Website Owner FAQ

Do website owners have to change or alter websites to be included in the crawls?

No, website owners do not have to change the content, structure, or appearance of their websites to be included in the crawls. Website design can affect the completeness and accuracy of the archival captures, however; following these Guidelines for Preservable Websites helps ensure successful web archiving.

Will your crawling interfere with access to our website?

We crawl websites at a polite rate so as not to interfere with access to your website. Crawls will generally be run quarterly or semi-annually for actively updated websites, and last for a few days. Once a crawl is complete, the crawler no longer interacts with your server.

If you encounter any issues or have any additional questions, please contact us at webarchiving@library.columbia.edu.

Are you able to capture media, audio, and video files?

Yes, downloadable media, audio and video files can usually be captured, although videos hosted on third-party services like YouTube or Vimeo can be challenging. Our crawler follows links in order to discover and capture content, so links to content must exist on a website in order for that content to be included in the archive. We can’t capture files that are not linked and have to be retrieved from a database via user query. (For example, a publications database that requires one to execute a search in order to access publications.) Streaming audio and video can’t be captured at all by the current generation of web crawlers.

How can I view the websites that have been archived? Will access always be free?

Archived websites will remain freely accessible to the public. Websites can be viewed by date of capture via our Internet Archive partner page. Additional means of viewing archived websites will be explored by program staff.
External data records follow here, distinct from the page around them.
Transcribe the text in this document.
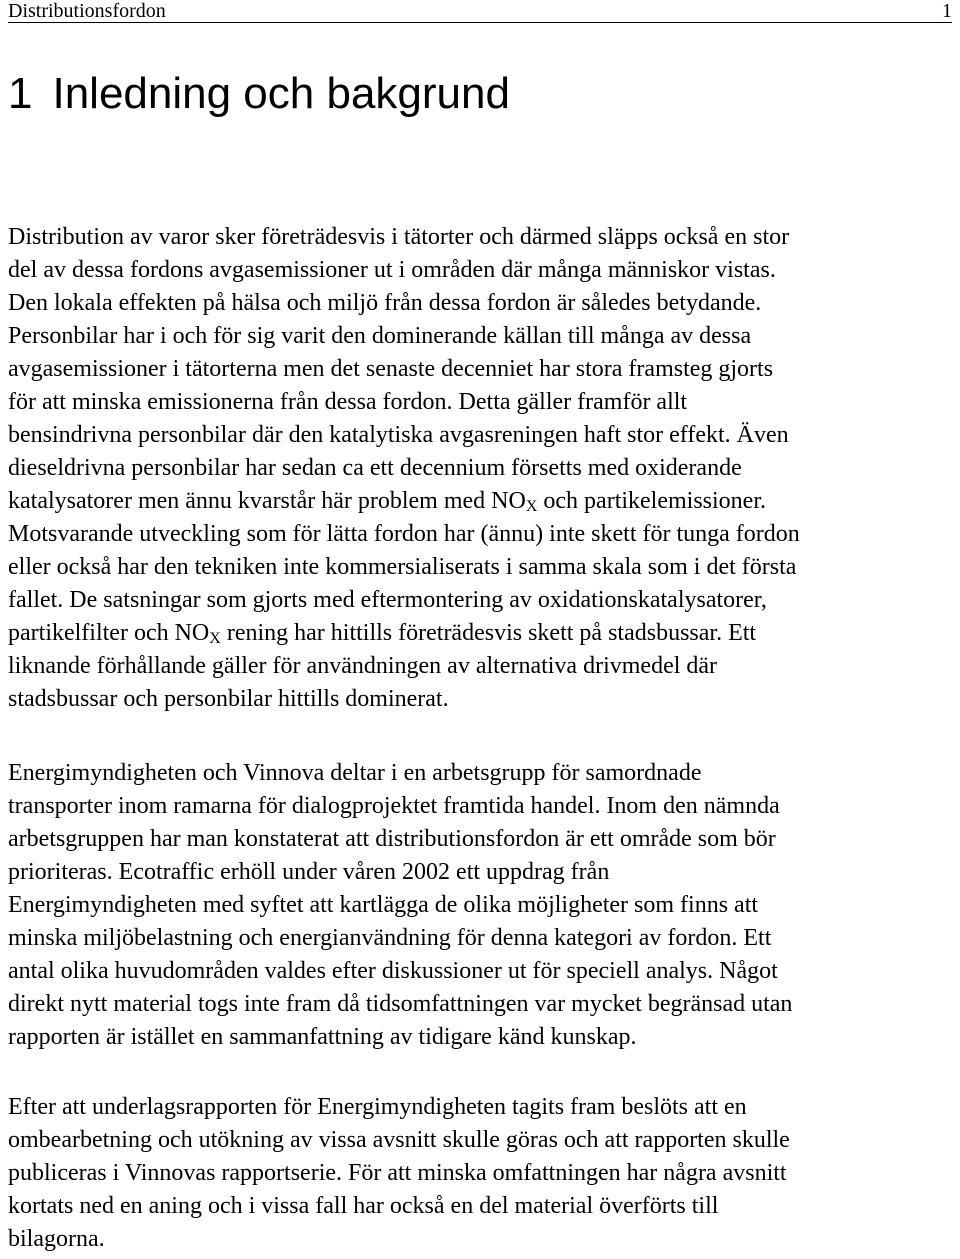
Distributionsfordon	1
1 Inledning och bakgrund

Distribution av varor sker företrädesvis i tätorter och därmed släpps också en stor
del av dessa fordons avgasemissioner ut i områden där många människor vistas.
Den lokala effekten på hälsa och miljö från dessa fordon är således betydande.
Personbilar har i och för sig varit den dominerande källan till många av dessa
avgasemissioner i tätorterna men det senaste decenniet har stora framsteg gjorts
för att minska emissionerna från dessa fordon. Detta gäller framför allt
bensindrivna personbilar där den katalytiska avgasreningen haft stor effekt. Även
dieseldrivna personbilar har sedan ca ett decennium försetts med oxiderande
katalysatorer men ännu kvarstår här problem med $NO_X$ och partikelemissioner.
Motsvarande utveckling som för lätta fordon har (ännu) inte skett för tunga fordon
eller också har den tekniken inte kommersialiserats i samma skala som i det första
fallet. De satsningar som gjorts med eftermontering av oxidationskatalysatorer,
partikelfilter och $NO_X$ rening har hittills företrädesvis skett på stadsbussar. Ett
liknande förhållande gäller för användningen av alternativa drivmedel där
stadsbussar och personbilar hittills dominerat.

Energimyndigheten och Vinnova deltar i en arbetsgrupp för samordnade
transporter inom ramarna för dialogprojektet framtida handel. Inom den nämnda
arbetsgruppen har man konstaterat att distributionsfordon är ett område som bör
prioriteras. Ecotraffic erhöll under våren 2002 ett uppdrag från
Energimyndigheten med syftet att kartlägga de olika möjligheter som finns att
minska miljöbelastning och energianvändning för denna kategori av fordon. Ett
antal olika huvudområden valdes efter diskussioner ut för speciell analys. Något
direkt nytt material togs inte fram då tidsomfattningen var mycket begränsad utan
rapporten är istället en sammanfattning av tidigare känd kunskap.

Efter att underlagsrapporten för Energimyndigheten tagits fram beslöts att en
ombearbetning och utökning av vissa avsnitt skulle göras och att rapporten skulle
publiceras i Vinnovas rapportserie. För att minska omfattningen har några avsnitt
kortats ned en aning och i vissa fall har också en del material överförts till
bilagorna.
Why do the archived versions of some websites appear to be incomplete?

There are several reasons why an archived website may appear to be incomplete. Some types of content are challenging or impossible to capture and/or reproduce, including JavaScript-driven navigation menus, streaming audio and video, and dynamic form and database-driven content. We can’t capture files that are not linked and have to be retrieved from a database via user query. (For example, a publications database that requires one to execute a search in order to access publications.) Also, portions of a website may be restricted or password-protected. We will only collect public content, so password protected material will not be crawled. Site owners looking to optimize their site design to allow full archiving should review the Guidelines for Preservable Websites.

I would like my organization's website to be removed from the web resources collection. Who do I contact?

We will honor requests to remove archived content. Please contact webarchiving@library.columbia.edu.